En effet, l’article 13 du Règlement (UE) N° 604/2013 du parlement européen et du Conseil du 26 juin 2013, établissant les critères et mécanismes de détermination de l’État membre responsable de l’examen d’une demande de protection internationale introduite dans l’un des États membres par un ressortissant de pays tiers ou un apatride (dit règlement "Dublin III") prévoit que lorsqu’il est établi, sur la base de preuves ou d’indices, notamment des données visées au règlement (UE) n° 603/2013, dit "Eurodac", que le demandeur a franchi irrégulièrement, par voie terrestre, maritime ou aérienne, la frontière d’un État membre dans lequel il est entré en venant d’un État tiers, cet État membre est responsable de l’examen de la demande de protection internationale. Cet article du règlement Dublin assimile donc les personnes étrangères qui auraient effectivement déposé une demande de protection internationale dans un autre Etat membre et seraient ensuite venues en déposer une nouvelle dans un deuxième Etat, à celles qui ont simplement été enregistrées dans le fichier Eurodac sans demander l’asile. Il prévoit également un délai à l’issu duquel la responsabilité de l’Etat membre initialement responsable de la demande de protection cesse.

Le paragraphe "2" de l’article 13, pose en effet le principe selon lequel "Lorsqu’un État membre ne peut pas, ou ne peut plus, être tenu pour responsable conformément au paragraphe 1 du présent article et qu’il est établi, sur la base de preuves ou d’indices [...], que le demandeur qui est entré irrégulièrement sur le territoire des États membres ou dont les circonstances de l’entrée sur ce territoire ne peuvent être établies a séjourné dans un État membre pendant une période continue d’au moins cinq mois avant d’introduire sa demande de protection internationale, cet État membre est responsable de l’examen de la demande de protection internationale." Il est ajouté que : "Si le demandeur a séjourné dans plusieurs États membres pendant des périodes d’au moins cinq mois, l’État membre du dernier séjour est responsable de l’examen de la demande de protection internationale."

Concrètement si un étranger enregistré au fichier Eurodac dans un autre Etat membre par lequel il est entré en premier, se rend ensuite en France et y séjourne 5 mois avant de déposer une demande d’asile, la France sera vue comme l’Etat responsable du traitement de sa demande. Cela implique que des étrangers se maintiennent sur notre territoire en situation irrégulière, et dans des conditions de précarité extrême, avant d’y déposer une demande d’asile, alors qu’ils pourraient déposer dès leur arrivée une demande de protection internationale.

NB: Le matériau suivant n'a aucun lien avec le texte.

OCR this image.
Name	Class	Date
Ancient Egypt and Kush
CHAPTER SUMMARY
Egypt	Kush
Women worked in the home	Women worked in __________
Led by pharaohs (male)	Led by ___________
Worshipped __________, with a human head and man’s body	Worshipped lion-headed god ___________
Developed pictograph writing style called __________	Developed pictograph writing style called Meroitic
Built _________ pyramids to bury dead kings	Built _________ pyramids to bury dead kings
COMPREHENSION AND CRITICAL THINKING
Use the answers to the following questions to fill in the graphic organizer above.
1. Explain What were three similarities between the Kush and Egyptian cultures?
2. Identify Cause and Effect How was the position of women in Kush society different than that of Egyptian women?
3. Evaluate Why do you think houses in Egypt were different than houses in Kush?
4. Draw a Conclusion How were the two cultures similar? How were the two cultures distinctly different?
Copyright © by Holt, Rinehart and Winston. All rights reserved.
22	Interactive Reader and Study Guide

Or, l’article 17 du règlement "Dublin" prévoit que "chaque État membre peut décider d’examiner une demande de protection internationale qui lui est présentée par un ressortissant de pays tiers ou un apatride, même si cet examen ne lui incombe pas en vertu des critères fixés dans le présent règlement." Cette disposition est codifiée en droit français à l’alinéa 2 de l’article Article L. 742-1 du CESEDA relatif à la "Procédure de détermination de l’Etat responsable de l’examen de la demande d’asile", qui dispose "Le présent article ne fait pas obstacle au droit souverain de l’Etat d’accorder l’asile à toute personne dont l’examen de la demande relève de la compétence d’un autre Etat."

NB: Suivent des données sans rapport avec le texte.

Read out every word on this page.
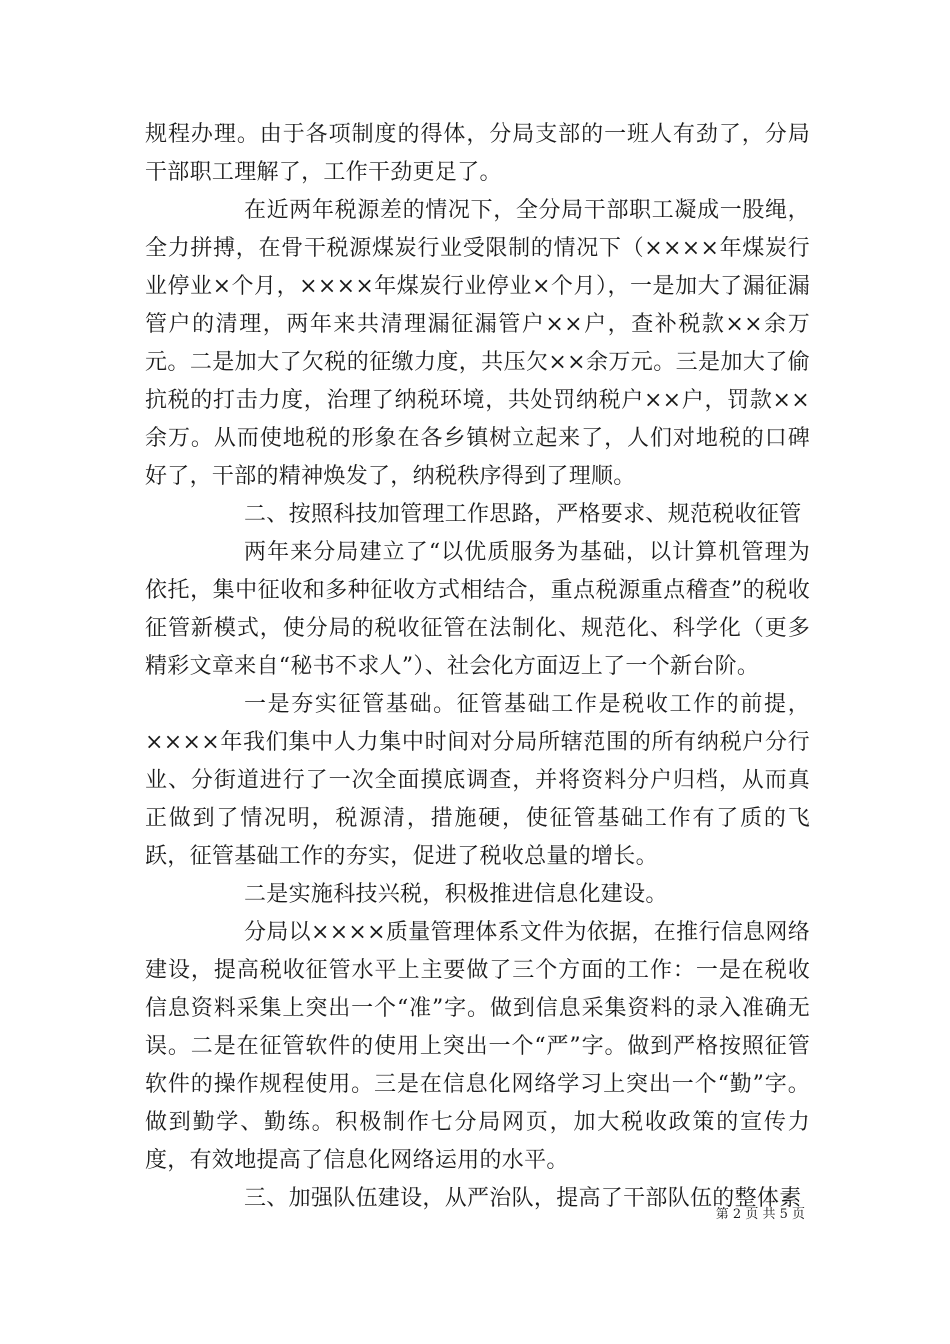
规程办理。由于各项制度的得体，分局支部的一班人有劲了，分局干部职工理解了，工作干劲更足了。

在近两年税源差的情况下，全分局干部职工凝成一股绳，全力拼搏，在骨干税源煤炭行业受限制的情况下（××××年煤炭行业停业×个月，××××年煤炭行业停业×个月），一是加大了漏征漏管户的清理，两年来共清理漏征漏管户××户，查补税款××余万元。二是加大了欠税的征缴力度，共压欠××余万元。三是加大了偷抗税的打击力度，治理了纳税环境，共处罚纳税户××户，罚款××余万。从而使地税的形象在各乡镇树立起来了，人们对地税的口碑好了，干部的精神焕发了，纳税秩序得到了理顺。

二、按照科技加管理工作思路，严格要求、规范税收征管

两年来分局建立了“以优质服务为基础，以计算机管理为依托，集中征收和多种征收方式相结合，重点税源重点稽查”的税收征管新模式，使分局的税收征管在法制化、规范化、科学化（更多精彩文章来自“秘书不求人”）、社会化方面迈上了一个新台阶。

一是夯实征管基础。征管基础工作是税收工作的前提，××××年我们集中人力集中时间对分局所辖范围的所有纳税户分行业、分街道进行了一次全面摸底调查，并将资料分户归档，从而真正做到了情况明，税源清，措施硬，使征管基础工作有了质的飞跃，征管基础工作的夯实，促进了税收总量的增长。

二是实施科技兴税，积极推进信息化建设。

分局以××××质量管理体系文件为依据，在推行信息网络建设，提高税收征管水平上主要做了三个方面的工作：一是在税收信息资料采集上突出一个“准”字。做到信息采集资料的录入准确无误。二是在征管软件的使用上突出一个“严”字。做到严格按照征管软件的操作规程使用。三是在信息化网络学习上突出一个“勤”字。做到勤学、勤练。积极制作七分局网页，加大税收政策的宣传力度，有效地提高了信息化网络运用的水平。

三、加强队伍建设，从严治队，提高了干部队伍的整体素

第 2 页 共 5 页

Rien ne fait donc obstacle selon les dispositions prévues au règlement "Dublin" à ce que la France décide de ne pas attendre 5 mois avant d’accepter les demandes d’asile d’une personne étrangère dont les données personnelles figureraient dans la base "Eurodac" comme étant simplement entrée dans l’Union européenne via un autre Etat membre que la France.

L’adoption de cet amendement permettra, dans l’attente de la nécessaire réforme du système Dublin - qui est à l’évidence à bout de souffle et particulièrement inadapté-, de traiter dignement dans notre pays les demandeurs d’asile, et de ne pas leur infliger 5 mois d’attente dans des conditions de vie, voire de survie, indignes et dégradantes. Il pourrait aussi permettre d’éviter que ne s’accumulent sur notre territoire des "camps de fortune" où certains demandeurs d’asile sont contraints de rester dans l’attente que leur demande soit recevable en France, au mépris de la dignité et du respect qui leur sont dus, et en totale contradiction avec le respect de nos valeurs républicaines.



NB :La présente rectification porte sur la liste des signataires.